Well, you can’t really say that anymore. All the work done since the beginning of the 20th century has shown that the effect our activity has had on the climate is big enough to cause the changes that have been observed. The underlying principle of global warming is quite simple: Ff you have a layer in the atmosphere that lets shortwave solar radiation in and traps the long-wave radiation on its way out, you inevitably get a warmer surface. On Venus this has happened to an extreme – we know Venus [which has a very thick, predominantly CO2 atmosphere] to be a very hot place. In fact, it is hotter than it should be given its distance from the sun. In contrast, Mars [where the atmosphere is also CO2 but very thin] is, by the same logic, colder than it should be.  CO2 is just part of this overall “greenhouse effect” (which also includes water vapor and other gases), but it is the main one that we are changing.

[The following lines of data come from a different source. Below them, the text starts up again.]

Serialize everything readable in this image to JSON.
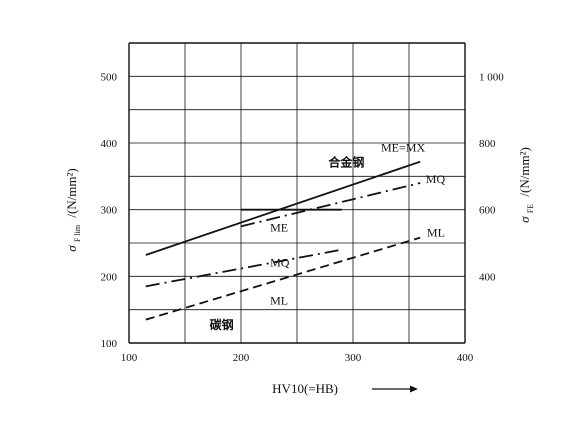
{
  "chart_data": {
    "type": "line",
    "x_axis": {
      "label": "HV10(=HB)",
      "range": [
        100,
        400
      ],
      "ticks": [
        "100",
        "200",
        "300",
        "400"
      ]
    },
    "y_axis_left": {
      "label_symbol": "σ",
      "label_subscript": "F lim",
      "label_unit": "/(N/mm²)",
      "range": [
        100,
        550
      ],
      "ticks": [
        "100",
        "200",
        "300",
        "400",
        "500"
      ]
    },
    "y_axis_right": {
      "label_symbol": "σ",
      "label_subscript": "FE",
      "label_unit": "/(N/mm²)",
      "range": [
        200,
        1100
      ],
      "ticks": [
        "400",
        "600",
        "800",
        "1 000"
      ]
    },
    "grid": true,
    "group_labels": {
      "alloy": "合金钢",
      "carbon": "碳钢"
    },
    "series": [
      {
        "name": "ME=MX",
        "group": "alloy",
        "style": "solid",
        "x": [
          115,
          360
        ],
        "y": [
          232,
          372
        ]
      },
      {
        "name": "MQ",
        "group": "alloy",
        "style": "dashdot",
        "x": [
          200,
          360
        ],
        "y": [
          275,
          340
        ]
      },
      {
        "name": "ME",
        "group": "carbon",
        "style": "solid",
        "x": [
          200,
          290
        ],
        "y": [
          300,
          300
        ]
      },
      {
        "name": "MQ",
        "group": "carbon",
        "style": "dashdot",
        "x": [
          115,
          290
        ],
        "y": [
          185,
          240
        ]
      },
      {
        "name": "ML",
        "group": "carbon",
        "style": "dashed",
        "x": [
          115,
          360
        ],
        "y": [
          135,
          258
        ]
      }
    ],
    "line_labels": [
      {
        "text": "ME=MX",
        "x": 325,
        "y": 387
      },
      {
        "text": "MQ",
        "x": 365,
        "y": 340
      },
      {
        "text": "ME",
        "x": 226,
        "y": 267
      },
      {
        "text": "MQ",
        "x": 226,
        "y": 215
      },
      {
        "text": "ML",
        "x": 366,
        "y": 260
      },
      {
        "text": "ML",
        "x": 226,
        "y": 158
      }
    ],
    "group_label_positions": {
      "alloy": {
        "x": 278,
        "y": 365
      },
      "carbon": {
        "x": 172,
        "y": 121
      }
    },
    "x_title_arrow": "→"
  }
}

In fact, the most convincing evidence about anthropogenic climate change comes from computer models that reproduce the global average temperature over the last century by combining the input of each natural and anthropogenic factor—including CO2 from fossil fuels, aerosols from large volcanic eruptions, and solar variability. There are multiple models that do this fairly well, as described in the IPCC reports, which have continued to be refined since the connection between models and temperature observations became firm in the late 1990s. These models are built using various approaches and so there are differences among them, but the point is that without anthropogenic CO2 the models all predict a substantially cooler global temperature.

No one would argue with the atmospheric CO2 record [406.42ppm, registered at Mauna Loa Observatory, Hawaii, February, 2017] showing a dramatic increase over the last 100 years, most of which is due to fossil fuel burning.

What issues do you think the ocean is facing, as a global ecosystem?

Climate change and ocean acidification would be the first ones, followed by ice melting and sea level rise, as consequences of climate change. Sea level rise is probably the most pressing issue for the upcoming century.

Does this knowledge affect the everyday choices you and your family make?

Well, like most people in Seattle I could say that I am trying to do something, but maybe not enough. I try not to take more airplane flights than necessary, but at the same time I realize I don’t cut flying as much as I might be able to. But there are many events a scientist has to attend.

How indispensable is it for a scientist to fly to all these conferences and events?

There are more and more scientists who start not showing up at meetings for this reason [laughing]. If it’s a small-scale event one could always do teleconference. While large, biannual conferences and meetings cannot be done remotely.

I once saw an ocean acidification presentation at the California Academy of Sciences Museum in San Francisco and the presenter emphasized the benefit of being vegetarian for our climate. Meat production brings about deforestation, which in its turn both decreases the amount of carbon that could potentially be taken up and stored by trees and releases more carbon when the trees are burned. I did not go completely vegetarian after that but I try to eat less meat than I normally would.

Because of climate change solely, or is it more of a health concern?

Carbon is my number one reason.

Is there anything else that you and your family do to reduce your carbon footprint?

My wife and I go for more fuel-efficient cars. We also choose to live in a fairly dense area close to work, instead of moving to a greener suburb.

I would be in favor of tax increases, introducing a carbon tax in particular. Gas is also way too cheap now in the United States, and it shouldn’t be that cheap. Price increases would discourage people from driving too much. Personally I am prepared to pay more, but I realize that this is not an option for everyone, since cars and long commutes are still cheaper than finding housing in dense parts of the city. I also am very much in favor of improving public transit and discouraging suburban development (sprawl).